Tu penses changer des trucs sur l’album du coup ?
Bonne question. On a enregistré 16 titres mais on va en sortir 14. Certains sont supers en live mais ne sortiront pas sur l’album, ou alors en B-sides ou en édition limitée.
Tu as joué avec Victor de Dirty Deep. C’est important pour toi de transmettre ton savoir ?
Transmettre pas vraiment, c’est une collaboration qui se passe dans les deux sens. On m’a proposé d’enregistrer car j’étais dans la région et j’espère sortir un petit 45 tours, quelque chose de marrant. J’aimerais bien faire quelques collaborations et enregistrer avec des groupes de la scène locale. Paris c’est sympa, mais j’aime passer du temps dans d’autres villes, l’énergie est différente et c’est bien de sortir de Paris où l’on tourne parfois en rond et où l’on se croit les rois du monde. J’aime beaucoup voir comment les gens se démerdent et se sortent les pouces pour que les choses se passent. J’ai beaucoup de respect pour les groupes de province.
Tu as joué plusieurs styles de musique. Rock, funk, country… Il y a un style que tu aimerais aborder ?
On avait fait du rap avec FFF, et j’aimerais bien bosser à nouveau avec des rappeurs. Orelsan par exemple, Lomepal est aussi intéressant. J’avais pris une telle claque avec Run DMC et Aerosmith ! (rires) Même Cypress Hill ou Prophets of Rage, tu vois que ça marche bien ces riffs lourds avec les mecs qui rappent dessus !
Comment définirais-tu le rock aujourd’hui ?
Pour moi, c’est plus un prisme qu’un style de musique. C’est aussi une attitude, une façon de se mettre en danger. Il y a des gens qui font du rock qui n’ont pas l’attitude, et vice-versa. La musique en soit n’est plus beaucoup représentée. À la base c’est une musique d’adolescent qui se retrouve à une musique de daron qui se retrouve le soir à écouter du Led Zep avec un cognac à la main. Il y a Last Train qui cartonnent bien, Mannequins sont incroyables…. Il y a plein de gens qui ont cette énergie assez unique qui méritent un peu d’attention. Après le public ne suit pas forcément, le mainstream est trop présent. Tu vois mon gosse de douze ans il aime le rap et l’électro.

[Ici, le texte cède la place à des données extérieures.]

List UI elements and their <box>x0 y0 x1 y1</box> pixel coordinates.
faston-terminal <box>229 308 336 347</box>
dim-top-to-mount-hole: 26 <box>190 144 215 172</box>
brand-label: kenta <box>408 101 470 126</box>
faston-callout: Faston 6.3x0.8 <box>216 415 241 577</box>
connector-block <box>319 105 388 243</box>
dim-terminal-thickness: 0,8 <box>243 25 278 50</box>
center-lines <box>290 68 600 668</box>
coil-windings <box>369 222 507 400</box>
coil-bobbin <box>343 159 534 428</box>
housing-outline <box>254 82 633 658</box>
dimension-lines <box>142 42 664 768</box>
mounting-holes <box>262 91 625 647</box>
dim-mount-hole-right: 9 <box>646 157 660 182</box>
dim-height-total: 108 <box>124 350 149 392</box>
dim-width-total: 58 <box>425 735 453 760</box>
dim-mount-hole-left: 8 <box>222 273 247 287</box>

Et surtout les clubs qui ferment !
C’est dramatique ! Mais pas seulement pour le rock, ce sont des clubs d’expression, de culture. Mais ça fait du bruit dehors, c’est pas aux normes, ça crée des problèmes pour les gens qui veulent le silence. Tu vois le bar où j’ai commencé Blackminou n’avait pas de sortie de secours, tout le monde fumait dedans… Heureusement que rien n’a brûlé sinon on était tous morts (rires), mais ça a cette âme unique, on a fait beaucoup d’efforts en France pour monter des SMAC. C’est toujours un peu trop clean pour moi, mais c’est toujours ça !

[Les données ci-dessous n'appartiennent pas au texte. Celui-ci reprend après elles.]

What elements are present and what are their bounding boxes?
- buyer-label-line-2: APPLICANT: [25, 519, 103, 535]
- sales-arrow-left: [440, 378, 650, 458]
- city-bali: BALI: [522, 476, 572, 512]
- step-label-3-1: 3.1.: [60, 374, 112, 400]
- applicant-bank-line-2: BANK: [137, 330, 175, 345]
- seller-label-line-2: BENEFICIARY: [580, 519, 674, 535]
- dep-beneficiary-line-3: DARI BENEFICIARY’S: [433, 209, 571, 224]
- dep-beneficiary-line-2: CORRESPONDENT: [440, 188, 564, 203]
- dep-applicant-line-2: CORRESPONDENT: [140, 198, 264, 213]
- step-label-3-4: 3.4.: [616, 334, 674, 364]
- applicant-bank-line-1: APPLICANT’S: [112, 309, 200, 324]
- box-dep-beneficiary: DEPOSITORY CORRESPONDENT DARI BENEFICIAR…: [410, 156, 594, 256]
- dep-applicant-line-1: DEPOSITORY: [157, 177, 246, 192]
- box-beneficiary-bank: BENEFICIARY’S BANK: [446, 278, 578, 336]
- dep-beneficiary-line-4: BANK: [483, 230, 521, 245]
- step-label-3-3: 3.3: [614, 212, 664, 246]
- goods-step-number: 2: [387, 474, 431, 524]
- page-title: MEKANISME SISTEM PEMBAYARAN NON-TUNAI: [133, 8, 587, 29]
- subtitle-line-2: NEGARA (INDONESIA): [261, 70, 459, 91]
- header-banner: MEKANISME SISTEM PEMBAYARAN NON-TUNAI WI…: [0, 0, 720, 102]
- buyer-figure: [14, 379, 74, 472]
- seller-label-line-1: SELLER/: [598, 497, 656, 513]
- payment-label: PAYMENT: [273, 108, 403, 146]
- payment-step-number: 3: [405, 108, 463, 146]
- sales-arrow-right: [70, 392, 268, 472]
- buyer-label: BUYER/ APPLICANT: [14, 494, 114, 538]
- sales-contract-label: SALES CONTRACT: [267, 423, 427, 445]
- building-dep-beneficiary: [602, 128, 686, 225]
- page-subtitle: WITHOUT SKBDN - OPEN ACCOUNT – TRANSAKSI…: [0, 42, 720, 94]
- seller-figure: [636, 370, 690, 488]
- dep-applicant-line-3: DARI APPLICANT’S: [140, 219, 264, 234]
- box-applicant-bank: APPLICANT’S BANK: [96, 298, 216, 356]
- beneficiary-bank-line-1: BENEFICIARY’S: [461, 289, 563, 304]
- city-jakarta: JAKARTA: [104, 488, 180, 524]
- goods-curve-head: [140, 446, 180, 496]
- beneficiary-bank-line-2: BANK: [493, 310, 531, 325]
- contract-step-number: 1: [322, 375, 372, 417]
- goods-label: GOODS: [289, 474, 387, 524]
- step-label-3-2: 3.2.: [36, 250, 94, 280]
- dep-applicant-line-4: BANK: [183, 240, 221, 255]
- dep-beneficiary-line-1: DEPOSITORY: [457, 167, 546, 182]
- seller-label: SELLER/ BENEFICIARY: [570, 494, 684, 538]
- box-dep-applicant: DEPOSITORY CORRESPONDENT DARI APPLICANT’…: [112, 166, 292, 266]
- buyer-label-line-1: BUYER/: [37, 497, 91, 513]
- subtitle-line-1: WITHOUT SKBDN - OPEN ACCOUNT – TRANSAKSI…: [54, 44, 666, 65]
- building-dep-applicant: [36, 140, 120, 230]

Et le jour de l’enterrement de Johnny, quelle était ton impression d’avoir tout le groupe sans avoir le patron sur scène ?
C’était assez impressionnant et intense, mais j’étais très occupé par le côté technique, vu que c’était filmé. Ce qui m’a marqué, c’était les techniciens. Ils bossaient avec Johnny depuis les années 80, ils dormaient 2 heures par nuit pendant 6 mois pour que tout soit parfait, parce qu’ils l’aimaient. C’était des fans de la première heure. Et quand tu vois Roger, Michel, Gérard, en larmes, c’est très, très fort.